What do you do when you've flown 3 billion miles through interplanetary space?
You keep going.
Although NASA's New Horizons mission has only just begun to transmit the bulk of the detailed scientific data from its history-making encounter with the Pluto-Charon system (at an excruciatingly slow 2 kilobits per second) the spacecraft team has been hard at work on a critical, and time-sensitive, decision.
It had long been hoped that New Horizons would be able to deploy its instruments to study further objects in the Kuiper belt. But back in early 2014 it wasn't clear that astronomers and planetary scientists were going to be able to find any suitable candidates within the range of trajectories that the mission - with its limited on-board fuel resources - could reasonably adjust to. Despite searching with Earth-bound telescopes it was clear that our understanding of the number of objects smaller than Pluto (but still large enough to study) was incomplete, as candidates were in short supply.
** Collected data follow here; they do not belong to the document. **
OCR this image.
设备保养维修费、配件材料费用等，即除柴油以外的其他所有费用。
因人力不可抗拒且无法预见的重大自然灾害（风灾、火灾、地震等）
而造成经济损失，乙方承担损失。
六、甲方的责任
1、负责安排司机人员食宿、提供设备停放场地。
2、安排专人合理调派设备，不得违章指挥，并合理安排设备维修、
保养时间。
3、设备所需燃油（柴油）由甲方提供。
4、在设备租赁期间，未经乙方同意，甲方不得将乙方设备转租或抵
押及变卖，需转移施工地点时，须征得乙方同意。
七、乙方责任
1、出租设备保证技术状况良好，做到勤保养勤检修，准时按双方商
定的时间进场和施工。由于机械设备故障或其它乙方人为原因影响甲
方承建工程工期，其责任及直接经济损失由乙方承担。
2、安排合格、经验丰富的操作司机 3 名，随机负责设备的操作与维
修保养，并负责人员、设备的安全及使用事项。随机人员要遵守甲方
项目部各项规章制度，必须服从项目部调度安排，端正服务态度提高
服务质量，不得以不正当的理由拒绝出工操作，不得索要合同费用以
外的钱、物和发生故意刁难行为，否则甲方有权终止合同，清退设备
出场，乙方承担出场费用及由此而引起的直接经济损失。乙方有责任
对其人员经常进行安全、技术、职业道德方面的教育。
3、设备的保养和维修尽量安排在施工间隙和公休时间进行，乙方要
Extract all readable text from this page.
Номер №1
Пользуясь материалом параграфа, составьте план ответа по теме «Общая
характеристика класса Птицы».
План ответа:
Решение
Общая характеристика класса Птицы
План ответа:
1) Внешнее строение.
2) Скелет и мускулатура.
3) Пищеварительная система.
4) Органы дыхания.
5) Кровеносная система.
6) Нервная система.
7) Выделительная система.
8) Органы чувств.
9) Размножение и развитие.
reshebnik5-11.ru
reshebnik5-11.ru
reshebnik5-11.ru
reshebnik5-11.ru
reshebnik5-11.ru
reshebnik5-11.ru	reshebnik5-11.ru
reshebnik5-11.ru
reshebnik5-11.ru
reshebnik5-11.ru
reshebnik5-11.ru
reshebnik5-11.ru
Using the Hubble Space Telescope in the summer of 2014, in what was a bit of a last-ditch attempt, there was huge relief as just five plausible targets finally revealed themselves, with two later confirmed to be good for an intercept.
The first of these, called PT1 (potential target one) or more officially 2014 MU69, has now been chosen as the next goal for New Horizons.
This object is thought to be at most 30 miles across - akin to a cometary nucleus on steroids - and barely 1% the size of Pluto. In other words, it's an entirely different beast than Pluto, but it may be the kind of body that helped form Pluto itself some 4.5 billion years ago, and it's within reach for New Horizons at a mere billion miles further along the interplanetary road.
The exact location of PT1 is shown in this wonderful animation as the brighter orange dot along the proposed spacecraft trajectory.
To make sure that New Horizons zips by PT1 in early 2019 the spacecraft must make a series of 4 maneuvers with its hydrazine fueled engines in October and November of this year. Which is why the decision is a time-sensitive one. As it is, reaching PT1 requires a relatively modest 30% or so of the remaining fuel, leaving plenty for future exploits.
One Earthly hurdle is that NASA must still approve and find the funds to support this extended scientific mission, since the agency is forced to run a lean operation (in total NASA receives barely 0.5% of the total federal budget per year). We can only hope that humanity's first visit to the ancient Kuiper belt, and new clues to our own origins, is not stymied by a cost that's less than what some wealthy individuals seem to spend on tasteless mansions and other trinkets.